To help with data needs, the library is filling three new positions: a data acquisition expert, a social sciences research data specialist and a data mining specialist. These new positions complement an existing staff of data experts that include GIS experts from the Scholars’ Lab, an ITS-funded software consultant, and the Scientific Data Consulting Group, which helps scholars develop the data management plans increasingly required by grant-funding agencies such as the National Science Foundation and the National Institutes of Health.

The library is also shifting some of its data services to consolidate them and make them more widely known to the University community, said Andrew Sallans, the library’s head of strategic data initiatives.

“We hope to better position the services we have to support data-intensive research and instruction,” he said. “I think we’re going to work a lot better through collaboration.”

The realignment includes working with organizations such as the Quantitative Collaborative, an initiative of the College of Arts & Sciences, as well as a new partnership with the Curry School, which is particularly interested in making data-related research support available to its scholars, Sallans said.

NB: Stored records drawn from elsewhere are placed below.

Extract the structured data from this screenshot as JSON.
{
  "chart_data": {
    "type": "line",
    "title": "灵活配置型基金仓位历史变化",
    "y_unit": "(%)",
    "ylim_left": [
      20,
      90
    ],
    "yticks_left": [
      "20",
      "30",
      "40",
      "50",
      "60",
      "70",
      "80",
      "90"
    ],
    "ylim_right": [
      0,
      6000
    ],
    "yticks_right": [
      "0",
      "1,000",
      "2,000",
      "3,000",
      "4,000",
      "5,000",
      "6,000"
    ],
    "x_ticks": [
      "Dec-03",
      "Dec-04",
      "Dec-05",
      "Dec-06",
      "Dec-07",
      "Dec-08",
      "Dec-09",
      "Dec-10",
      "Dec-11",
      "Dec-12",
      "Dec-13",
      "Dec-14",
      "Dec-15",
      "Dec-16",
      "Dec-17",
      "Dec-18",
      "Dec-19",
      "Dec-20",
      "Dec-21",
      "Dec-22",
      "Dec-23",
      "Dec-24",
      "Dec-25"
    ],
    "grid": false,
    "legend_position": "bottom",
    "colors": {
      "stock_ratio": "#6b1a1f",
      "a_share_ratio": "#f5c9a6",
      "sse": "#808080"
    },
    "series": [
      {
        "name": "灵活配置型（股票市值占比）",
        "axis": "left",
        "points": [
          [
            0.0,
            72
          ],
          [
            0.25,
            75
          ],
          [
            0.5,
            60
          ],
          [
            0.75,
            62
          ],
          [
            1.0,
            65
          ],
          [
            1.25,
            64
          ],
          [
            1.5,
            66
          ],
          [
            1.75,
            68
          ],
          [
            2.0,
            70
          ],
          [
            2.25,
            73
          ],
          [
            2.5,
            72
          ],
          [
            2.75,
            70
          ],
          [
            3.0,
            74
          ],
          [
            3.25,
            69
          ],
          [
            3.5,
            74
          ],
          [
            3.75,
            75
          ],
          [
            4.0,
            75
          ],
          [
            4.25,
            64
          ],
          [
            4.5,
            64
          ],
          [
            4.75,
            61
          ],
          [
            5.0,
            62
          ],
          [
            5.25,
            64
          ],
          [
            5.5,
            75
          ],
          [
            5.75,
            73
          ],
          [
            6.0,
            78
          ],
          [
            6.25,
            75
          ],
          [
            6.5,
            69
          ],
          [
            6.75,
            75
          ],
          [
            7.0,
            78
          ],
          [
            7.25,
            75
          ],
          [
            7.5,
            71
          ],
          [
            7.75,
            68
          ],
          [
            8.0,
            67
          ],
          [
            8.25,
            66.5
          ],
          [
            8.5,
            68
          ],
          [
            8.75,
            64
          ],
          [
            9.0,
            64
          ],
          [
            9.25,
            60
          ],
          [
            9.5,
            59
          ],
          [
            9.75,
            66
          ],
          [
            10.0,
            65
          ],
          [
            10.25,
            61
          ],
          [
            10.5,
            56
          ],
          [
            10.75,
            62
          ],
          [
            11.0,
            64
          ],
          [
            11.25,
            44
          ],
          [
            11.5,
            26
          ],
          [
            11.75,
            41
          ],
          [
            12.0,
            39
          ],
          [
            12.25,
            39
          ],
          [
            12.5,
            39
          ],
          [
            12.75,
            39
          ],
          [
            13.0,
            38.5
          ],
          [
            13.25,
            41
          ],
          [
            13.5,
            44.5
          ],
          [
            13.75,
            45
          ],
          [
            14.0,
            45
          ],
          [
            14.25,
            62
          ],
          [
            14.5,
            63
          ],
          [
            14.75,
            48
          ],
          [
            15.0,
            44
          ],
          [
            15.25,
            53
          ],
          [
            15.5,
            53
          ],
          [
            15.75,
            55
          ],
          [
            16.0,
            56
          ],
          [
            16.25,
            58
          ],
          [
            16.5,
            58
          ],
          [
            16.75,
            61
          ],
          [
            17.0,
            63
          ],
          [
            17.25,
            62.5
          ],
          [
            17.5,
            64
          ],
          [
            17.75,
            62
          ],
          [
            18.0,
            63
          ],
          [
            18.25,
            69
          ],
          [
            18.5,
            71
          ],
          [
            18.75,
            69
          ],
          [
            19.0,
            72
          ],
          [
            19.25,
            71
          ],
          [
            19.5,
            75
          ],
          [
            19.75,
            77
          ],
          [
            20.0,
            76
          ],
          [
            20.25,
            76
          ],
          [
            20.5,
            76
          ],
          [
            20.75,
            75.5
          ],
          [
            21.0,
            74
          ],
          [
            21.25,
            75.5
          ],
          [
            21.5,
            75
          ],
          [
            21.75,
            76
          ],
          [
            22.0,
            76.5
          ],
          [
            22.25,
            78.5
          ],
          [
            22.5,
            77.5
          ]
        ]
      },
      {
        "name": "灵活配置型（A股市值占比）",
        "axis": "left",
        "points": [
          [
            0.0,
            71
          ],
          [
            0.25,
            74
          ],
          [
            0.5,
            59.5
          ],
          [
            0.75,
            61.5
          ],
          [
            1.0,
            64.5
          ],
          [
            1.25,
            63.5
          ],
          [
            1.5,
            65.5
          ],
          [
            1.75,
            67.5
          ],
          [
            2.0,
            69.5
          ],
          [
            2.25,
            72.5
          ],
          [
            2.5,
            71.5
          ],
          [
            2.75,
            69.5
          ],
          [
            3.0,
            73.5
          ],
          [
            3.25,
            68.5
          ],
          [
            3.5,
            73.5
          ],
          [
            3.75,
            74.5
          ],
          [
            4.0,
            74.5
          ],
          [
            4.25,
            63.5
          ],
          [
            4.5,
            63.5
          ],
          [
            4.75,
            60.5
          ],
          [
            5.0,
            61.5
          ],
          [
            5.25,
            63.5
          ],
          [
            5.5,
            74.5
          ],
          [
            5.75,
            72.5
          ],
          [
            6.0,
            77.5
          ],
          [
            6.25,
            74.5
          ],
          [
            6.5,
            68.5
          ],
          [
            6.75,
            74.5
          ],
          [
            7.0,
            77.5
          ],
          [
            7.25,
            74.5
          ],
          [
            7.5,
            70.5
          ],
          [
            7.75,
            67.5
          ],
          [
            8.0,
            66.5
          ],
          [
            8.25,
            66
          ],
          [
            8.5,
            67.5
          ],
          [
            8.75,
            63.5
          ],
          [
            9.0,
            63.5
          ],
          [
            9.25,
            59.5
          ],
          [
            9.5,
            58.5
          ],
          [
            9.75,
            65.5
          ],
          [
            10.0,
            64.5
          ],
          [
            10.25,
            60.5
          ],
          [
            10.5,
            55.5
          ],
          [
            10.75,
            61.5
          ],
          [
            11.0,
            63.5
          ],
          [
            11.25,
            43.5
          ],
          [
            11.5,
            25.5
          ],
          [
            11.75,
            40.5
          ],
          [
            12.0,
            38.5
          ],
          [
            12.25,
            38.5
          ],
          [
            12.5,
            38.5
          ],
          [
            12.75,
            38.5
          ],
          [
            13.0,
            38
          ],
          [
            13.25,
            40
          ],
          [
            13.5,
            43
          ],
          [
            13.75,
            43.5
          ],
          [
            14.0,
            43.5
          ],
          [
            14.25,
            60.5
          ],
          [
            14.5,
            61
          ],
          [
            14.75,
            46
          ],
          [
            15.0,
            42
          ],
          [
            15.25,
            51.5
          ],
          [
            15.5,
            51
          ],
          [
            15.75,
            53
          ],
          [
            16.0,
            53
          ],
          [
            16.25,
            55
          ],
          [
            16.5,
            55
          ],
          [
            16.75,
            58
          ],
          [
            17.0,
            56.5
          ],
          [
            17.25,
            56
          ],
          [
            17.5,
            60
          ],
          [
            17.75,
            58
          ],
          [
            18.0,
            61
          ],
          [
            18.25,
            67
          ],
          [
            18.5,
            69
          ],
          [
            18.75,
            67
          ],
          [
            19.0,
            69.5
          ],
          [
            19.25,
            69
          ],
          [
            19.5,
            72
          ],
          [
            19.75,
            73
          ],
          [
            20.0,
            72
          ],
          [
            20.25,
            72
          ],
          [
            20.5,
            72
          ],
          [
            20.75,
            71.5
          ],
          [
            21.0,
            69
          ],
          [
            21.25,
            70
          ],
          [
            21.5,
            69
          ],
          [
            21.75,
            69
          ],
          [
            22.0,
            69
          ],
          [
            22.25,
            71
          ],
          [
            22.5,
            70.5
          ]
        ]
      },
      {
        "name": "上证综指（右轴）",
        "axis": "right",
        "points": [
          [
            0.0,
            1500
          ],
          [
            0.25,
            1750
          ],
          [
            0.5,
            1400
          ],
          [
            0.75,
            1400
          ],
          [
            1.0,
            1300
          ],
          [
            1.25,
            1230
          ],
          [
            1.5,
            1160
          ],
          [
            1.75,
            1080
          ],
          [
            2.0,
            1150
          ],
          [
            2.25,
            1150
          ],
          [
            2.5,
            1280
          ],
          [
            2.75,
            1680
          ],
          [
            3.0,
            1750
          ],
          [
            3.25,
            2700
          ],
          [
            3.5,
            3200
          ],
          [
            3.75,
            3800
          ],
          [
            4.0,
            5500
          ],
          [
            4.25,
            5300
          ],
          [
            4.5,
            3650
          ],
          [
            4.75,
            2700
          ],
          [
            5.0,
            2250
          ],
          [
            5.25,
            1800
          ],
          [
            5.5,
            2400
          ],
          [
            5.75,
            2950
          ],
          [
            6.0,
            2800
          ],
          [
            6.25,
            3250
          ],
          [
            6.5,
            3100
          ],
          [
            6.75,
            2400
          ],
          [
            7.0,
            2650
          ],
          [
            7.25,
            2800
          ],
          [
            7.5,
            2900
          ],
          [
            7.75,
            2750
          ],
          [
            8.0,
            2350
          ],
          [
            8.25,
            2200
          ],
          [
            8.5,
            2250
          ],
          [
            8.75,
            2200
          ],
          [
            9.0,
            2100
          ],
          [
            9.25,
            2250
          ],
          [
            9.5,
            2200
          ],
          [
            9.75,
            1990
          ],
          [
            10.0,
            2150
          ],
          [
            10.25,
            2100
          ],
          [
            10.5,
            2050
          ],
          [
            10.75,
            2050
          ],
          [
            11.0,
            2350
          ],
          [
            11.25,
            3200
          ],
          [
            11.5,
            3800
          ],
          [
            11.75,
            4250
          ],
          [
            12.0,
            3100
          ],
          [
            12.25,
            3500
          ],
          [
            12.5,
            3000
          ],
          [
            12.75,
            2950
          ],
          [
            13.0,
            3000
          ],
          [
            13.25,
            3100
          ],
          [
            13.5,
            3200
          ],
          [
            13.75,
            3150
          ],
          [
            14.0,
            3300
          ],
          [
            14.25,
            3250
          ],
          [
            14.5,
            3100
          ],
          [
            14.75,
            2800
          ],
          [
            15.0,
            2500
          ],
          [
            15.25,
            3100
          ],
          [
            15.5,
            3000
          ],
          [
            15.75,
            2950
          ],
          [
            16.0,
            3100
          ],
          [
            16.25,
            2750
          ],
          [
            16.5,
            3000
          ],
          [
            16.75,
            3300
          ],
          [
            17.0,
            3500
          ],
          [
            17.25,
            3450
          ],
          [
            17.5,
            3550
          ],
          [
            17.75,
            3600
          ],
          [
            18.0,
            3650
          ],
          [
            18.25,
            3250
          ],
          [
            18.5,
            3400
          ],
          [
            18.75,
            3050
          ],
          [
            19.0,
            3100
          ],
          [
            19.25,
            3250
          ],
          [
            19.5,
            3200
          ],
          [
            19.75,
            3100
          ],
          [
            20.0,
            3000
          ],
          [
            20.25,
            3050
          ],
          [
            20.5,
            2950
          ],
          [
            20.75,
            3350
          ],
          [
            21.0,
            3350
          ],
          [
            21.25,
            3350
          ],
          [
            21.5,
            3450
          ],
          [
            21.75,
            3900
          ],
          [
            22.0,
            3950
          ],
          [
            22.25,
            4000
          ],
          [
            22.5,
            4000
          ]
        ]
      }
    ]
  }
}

Mark Hampton, Curry’s associate dean for administration and planning, said many education scholars are already involved in data-intensive research, and that the use of such methods will only increase.

“In fields such as educational policy, you really need to be able to track and analyze school data, as well as other large data sets like Social Security information or unemployment data,” Hampton said. “Our faculty members have a lot of expertise in that area, but too often it’s individuals working on their own. Partnering with the library gives us a physical place to go for data resources and a critical mass of services for our faculty and graduate researchers.”

Ruffner Hall, Curry’s home, is on the brink of a two-year renovation. The education library there has relocated to the third floor of Bavaro Hall, which will serve as a sort of hub for the library’s data support services, Sallans said. Some of the new positions will be located there, and the Bavaro Hall space will evolve into an expanded data services location in Ruffner Hall when the renovation is completed.

Hampton said he hopes the space can develop into a data services hub for the greater University, as scholars increasingly rely on libraries to ensure the long-term preservation of the data sets they develop and research.

“Preservation is sort of the hangover after the big party,” he said. “Everybody is out collecting data and doing wonderful things with it. But if you aren’t paying attention to data management and preservation, digital data might not last. I know in my own case I can probably find a copy of a paper I did in high school more easily than one I did in grad school, because my grad school work was saved on floppy discs that are now obsolete.”

Though many professional organizations and publishers help preserve research results in digital format, libraries are best positioned to make sure data are available for subsequent generations, Sites said. U.Va. already has services such as Libra, an online scholarly archive that recently began accepting data sets.

“One of the things that libraries do that faculty members don’t, necessarily, is to think about students that will be here in 70 years,” Tolson said. “Will they have access to the scholarship that’s being done here now? The archive a faculty member deposits to today might or might not be around in 70 years. We want to save that work, so that we can help future students access it in the same way that we help students today access work published in the 1920s, or even the 1820s.”